Facebook Inc. is exploring developing NFTs (nonfungible tokens) – the digital assets that have exploded in popularity due to the advent of blockchain technology.
In an interview with Bloomberg Television on Tuesday, Facebook executive David Marcus revealed, “We’re definitely looking at the number of ways to get involved in the space because we think we’re in a really good position to do so.”
Marcus is the head of F2, or Facebook Financial, which is working on the company’s Novi digital wallet. NFTs could be stored in that wallet. During his Tuesday interview, he added, “When you have a good crypto wallet like Novi will be, you also have to think about how to help consumers support NFTs.”

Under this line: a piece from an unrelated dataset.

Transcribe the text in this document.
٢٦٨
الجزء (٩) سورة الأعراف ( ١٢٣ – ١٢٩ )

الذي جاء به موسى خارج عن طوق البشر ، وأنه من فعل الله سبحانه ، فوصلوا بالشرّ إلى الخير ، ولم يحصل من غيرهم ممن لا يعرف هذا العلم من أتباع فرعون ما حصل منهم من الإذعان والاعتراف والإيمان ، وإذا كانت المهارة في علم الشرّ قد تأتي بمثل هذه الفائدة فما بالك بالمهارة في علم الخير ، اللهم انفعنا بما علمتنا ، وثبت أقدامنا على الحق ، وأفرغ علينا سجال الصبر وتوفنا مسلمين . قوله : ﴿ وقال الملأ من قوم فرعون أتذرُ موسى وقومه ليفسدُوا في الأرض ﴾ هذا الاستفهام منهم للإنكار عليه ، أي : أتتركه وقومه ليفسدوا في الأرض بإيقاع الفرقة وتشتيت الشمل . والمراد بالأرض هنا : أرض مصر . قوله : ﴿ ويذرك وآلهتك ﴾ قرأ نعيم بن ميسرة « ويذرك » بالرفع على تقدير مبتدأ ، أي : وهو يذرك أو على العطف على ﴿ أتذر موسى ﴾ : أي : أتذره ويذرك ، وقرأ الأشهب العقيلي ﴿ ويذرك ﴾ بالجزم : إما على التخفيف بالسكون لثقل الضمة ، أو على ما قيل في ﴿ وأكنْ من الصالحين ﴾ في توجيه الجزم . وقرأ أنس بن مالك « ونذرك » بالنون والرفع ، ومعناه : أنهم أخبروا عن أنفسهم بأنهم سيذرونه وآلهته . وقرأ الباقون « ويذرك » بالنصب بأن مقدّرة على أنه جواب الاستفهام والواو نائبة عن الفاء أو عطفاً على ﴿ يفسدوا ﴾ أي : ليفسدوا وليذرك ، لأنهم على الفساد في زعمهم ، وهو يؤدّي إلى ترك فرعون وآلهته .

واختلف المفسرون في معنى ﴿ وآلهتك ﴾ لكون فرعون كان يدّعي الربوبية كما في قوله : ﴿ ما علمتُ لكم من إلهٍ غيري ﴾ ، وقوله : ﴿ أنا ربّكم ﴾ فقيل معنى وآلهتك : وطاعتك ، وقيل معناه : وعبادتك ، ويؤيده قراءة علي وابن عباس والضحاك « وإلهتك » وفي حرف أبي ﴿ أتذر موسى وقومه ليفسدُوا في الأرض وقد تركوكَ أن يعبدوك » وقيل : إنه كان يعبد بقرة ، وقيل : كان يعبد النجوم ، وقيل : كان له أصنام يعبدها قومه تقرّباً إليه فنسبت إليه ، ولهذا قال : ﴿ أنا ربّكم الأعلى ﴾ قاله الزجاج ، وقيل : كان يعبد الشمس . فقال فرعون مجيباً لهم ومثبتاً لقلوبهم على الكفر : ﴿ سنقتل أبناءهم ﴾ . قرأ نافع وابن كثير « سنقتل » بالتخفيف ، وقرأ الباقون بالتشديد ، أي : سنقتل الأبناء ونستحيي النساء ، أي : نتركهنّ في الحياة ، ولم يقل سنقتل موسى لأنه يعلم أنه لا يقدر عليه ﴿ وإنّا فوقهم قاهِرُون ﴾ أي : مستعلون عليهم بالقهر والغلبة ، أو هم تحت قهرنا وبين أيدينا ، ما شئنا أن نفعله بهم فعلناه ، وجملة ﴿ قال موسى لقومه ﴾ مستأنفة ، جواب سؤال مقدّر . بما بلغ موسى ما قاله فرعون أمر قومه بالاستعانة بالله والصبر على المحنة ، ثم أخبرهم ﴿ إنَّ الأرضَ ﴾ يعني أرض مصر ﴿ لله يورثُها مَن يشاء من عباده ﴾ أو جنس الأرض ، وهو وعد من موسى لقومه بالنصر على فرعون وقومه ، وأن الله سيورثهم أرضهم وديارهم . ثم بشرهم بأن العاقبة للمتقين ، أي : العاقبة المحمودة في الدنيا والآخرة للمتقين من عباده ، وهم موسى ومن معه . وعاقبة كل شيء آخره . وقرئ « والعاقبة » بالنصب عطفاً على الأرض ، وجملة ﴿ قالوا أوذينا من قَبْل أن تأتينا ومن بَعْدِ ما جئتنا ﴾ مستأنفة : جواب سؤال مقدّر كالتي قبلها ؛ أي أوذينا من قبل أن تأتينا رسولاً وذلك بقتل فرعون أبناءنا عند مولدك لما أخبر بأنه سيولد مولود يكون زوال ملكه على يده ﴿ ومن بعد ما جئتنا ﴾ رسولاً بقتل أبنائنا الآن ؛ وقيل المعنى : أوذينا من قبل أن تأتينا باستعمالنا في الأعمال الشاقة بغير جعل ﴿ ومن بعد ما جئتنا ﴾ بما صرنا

However, he did not reveal the exact NFT-related product Facebook has in mind; he confirmed that such thoughts were in place. He also revealed that Facebook’s digital wallet is ready, but the famous organization has been holding off on releasing it until it can do so alongside Diem. Diem is the digital currency Marcus founded in 2019 within the Facebook brand. Before this time, it was known as Libra.
Marcus’ Diem intends to launch a US dollar-backed stable coin in the nearest future, although a possible date has not been given. The initiative was hugely criticized by several regulators and lawmakers after it was first announced, but there seems to be a broader acceptance now. Although Facebook is still a partner, Diem is now handled separately.

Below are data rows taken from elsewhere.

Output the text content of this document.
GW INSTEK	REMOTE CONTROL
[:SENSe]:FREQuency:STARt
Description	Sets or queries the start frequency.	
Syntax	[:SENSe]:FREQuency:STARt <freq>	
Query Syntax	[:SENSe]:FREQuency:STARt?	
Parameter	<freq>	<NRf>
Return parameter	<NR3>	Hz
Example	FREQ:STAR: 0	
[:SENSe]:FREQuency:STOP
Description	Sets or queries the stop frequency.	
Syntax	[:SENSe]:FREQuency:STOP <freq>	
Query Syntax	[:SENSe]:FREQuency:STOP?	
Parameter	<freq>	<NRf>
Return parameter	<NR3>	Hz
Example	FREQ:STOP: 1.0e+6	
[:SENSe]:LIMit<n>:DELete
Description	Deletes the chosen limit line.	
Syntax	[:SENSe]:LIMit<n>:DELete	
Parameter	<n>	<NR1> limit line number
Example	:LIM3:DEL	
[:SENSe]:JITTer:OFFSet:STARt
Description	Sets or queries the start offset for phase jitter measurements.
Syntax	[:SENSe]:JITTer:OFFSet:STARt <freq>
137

Facebook’s F2 head, Marcus, also noted that there are plans for Facebook to proceed with the launch of Novi Wallet if need be, but he believes for a better experience, both would need to be launched together as they are both needed to transform the payment space. In addition, the social network company is hoping that consumers will use Facebook’s wallet to send Diem, which would cut down on fees and shorten the time it takes to send money internationally.
Without additional payment technology innovation, Marcus believes Western countries, such as the United States, will struggle to stay up with China in adjusting to a world dominated by digital payments. He cautioned that the West is falling behind increasingly.